Thrush or Thrasher?

Similar names, different families

With their beautiful songs, alliterate names and often remarkable resemblances, it’s easy to confuse thrushes and thrashers. Both are Passerine—perching—songbirds, but their family tree splits into unique branches.

Family Turdidae

Thrushes are part of the Turdidae Family

Turdids found in Minnesota include: American Robins, Eastern Bluebirds, Veerys, and Swainson’s, Hermit and Wood Thrushes. All are known for their large eyes, stout legs and feet, straight and medium-sized bills, and rich, flute-like songs.

Members of this family have spotted plumage as juveniles, although many species, like robins and bluebirds, shed their spots as adults.

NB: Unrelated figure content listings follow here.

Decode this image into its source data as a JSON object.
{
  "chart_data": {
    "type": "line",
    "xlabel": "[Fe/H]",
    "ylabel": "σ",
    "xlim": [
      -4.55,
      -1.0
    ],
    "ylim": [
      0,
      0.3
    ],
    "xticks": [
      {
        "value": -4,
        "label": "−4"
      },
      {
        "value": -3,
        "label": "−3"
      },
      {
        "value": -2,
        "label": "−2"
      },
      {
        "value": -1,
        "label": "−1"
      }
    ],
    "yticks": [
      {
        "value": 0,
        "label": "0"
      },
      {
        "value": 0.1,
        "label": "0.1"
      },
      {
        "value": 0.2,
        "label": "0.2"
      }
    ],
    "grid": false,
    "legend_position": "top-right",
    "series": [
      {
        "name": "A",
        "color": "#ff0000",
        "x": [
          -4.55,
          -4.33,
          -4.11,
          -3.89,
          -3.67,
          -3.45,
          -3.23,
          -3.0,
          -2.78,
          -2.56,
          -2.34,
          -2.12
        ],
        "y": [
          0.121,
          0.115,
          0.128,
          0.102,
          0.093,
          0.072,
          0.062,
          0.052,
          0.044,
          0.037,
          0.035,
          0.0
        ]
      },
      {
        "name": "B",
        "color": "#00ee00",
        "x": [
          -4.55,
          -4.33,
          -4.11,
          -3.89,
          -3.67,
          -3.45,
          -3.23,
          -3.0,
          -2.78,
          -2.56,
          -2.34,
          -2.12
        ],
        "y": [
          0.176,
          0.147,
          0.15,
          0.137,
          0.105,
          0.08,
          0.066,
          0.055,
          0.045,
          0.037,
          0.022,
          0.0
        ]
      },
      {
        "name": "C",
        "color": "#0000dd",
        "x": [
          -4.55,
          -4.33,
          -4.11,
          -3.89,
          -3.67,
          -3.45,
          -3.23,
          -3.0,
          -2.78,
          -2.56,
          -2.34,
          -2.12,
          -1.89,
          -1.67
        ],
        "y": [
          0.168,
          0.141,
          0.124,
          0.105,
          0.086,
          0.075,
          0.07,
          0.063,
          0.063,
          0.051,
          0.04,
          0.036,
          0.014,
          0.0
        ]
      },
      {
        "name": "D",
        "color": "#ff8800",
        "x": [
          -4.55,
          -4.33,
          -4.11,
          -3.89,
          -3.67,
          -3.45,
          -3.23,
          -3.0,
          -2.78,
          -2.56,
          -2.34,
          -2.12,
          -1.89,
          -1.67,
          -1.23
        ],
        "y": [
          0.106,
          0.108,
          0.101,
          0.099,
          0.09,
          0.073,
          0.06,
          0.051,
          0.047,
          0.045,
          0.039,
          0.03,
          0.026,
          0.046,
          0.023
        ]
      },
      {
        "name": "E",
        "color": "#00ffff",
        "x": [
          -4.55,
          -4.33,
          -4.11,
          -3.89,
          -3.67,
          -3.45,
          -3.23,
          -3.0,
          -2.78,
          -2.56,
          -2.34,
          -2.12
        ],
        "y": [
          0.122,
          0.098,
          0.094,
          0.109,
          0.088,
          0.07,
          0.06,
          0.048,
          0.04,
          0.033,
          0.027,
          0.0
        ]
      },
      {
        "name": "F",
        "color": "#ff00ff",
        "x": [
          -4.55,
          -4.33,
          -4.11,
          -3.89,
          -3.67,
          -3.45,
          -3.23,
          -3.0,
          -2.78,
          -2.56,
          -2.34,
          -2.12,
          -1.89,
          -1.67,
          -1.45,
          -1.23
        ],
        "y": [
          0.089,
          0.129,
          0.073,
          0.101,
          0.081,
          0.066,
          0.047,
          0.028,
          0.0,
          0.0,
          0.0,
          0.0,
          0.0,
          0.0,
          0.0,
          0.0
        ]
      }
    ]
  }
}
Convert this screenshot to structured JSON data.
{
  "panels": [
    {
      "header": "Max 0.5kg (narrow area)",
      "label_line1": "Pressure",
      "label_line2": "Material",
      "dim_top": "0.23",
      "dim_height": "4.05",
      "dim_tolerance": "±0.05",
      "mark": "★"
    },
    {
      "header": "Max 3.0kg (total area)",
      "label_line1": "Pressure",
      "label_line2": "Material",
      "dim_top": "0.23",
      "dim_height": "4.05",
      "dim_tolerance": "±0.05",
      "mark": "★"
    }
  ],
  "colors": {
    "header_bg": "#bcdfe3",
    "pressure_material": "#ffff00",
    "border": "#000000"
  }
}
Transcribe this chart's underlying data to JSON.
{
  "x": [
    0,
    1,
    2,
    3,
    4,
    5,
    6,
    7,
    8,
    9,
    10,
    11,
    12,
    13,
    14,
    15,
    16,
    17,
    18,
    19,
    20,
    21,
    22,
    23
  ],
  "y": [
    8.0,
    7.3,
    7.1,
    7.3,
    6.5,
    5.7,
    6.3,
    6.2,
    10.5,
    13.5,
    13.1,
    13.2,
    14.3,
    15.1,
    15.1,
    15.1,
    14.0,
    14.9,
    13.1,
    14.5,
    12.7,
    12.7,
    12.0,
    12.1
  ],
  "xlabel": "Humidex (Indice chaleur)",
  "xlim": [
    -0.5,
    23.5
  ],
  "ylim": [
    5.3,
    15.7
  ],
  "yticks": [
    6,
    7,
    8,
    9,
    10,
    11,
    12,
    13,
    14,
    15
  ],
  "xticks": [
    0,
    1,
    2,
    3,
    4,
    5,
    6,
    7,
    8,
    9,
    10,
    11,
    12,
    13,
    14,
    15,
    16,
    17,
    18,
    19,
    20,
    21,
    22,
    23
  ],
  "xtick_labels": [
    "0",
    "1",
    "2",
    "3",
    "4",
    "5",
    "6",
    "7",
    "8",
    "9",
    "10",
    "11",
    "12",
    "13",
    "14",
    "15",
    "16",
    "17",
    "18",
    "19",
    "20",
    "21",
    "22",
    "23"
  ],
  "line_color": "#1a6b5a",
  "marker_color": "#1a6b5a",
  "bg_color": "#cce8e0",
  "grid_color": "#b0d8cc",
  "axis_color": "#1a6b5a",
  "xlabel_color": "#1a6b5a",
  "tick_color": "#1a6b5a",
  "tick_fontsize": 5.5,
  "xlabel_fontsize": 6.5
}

In the Twin Cities area, we are most likely to see American Robins, Eastern Bluebirds and Wood Thrushes. Swainson’s and Hermit Thrushes and Veerys range in the more northern parts of our state.
Most turdids migrate, yet some robins and bluebirds may overwinter.

Thrashers are part of the Mimidae Family

Peterson’s Field Guide to Birds of North America describes mimids as “excellent songsters; some mimic other birds. Strong-legged, usually longer tailed than thrushes, bill usually longer and more decurved.”

Family Mimidae

Common members of Family Mimidae are Northern Mockingbirds, Gray Catbirds and Brown Thrashers, while only the latter two species are typical to Minnesota.

Stan Tekiela, author of Birds of Minnesota Field Guide, calls Brown Thrashers “prodigious singers” because the male has over 1,100 documented song types—the largest repertoire of all North American Birds.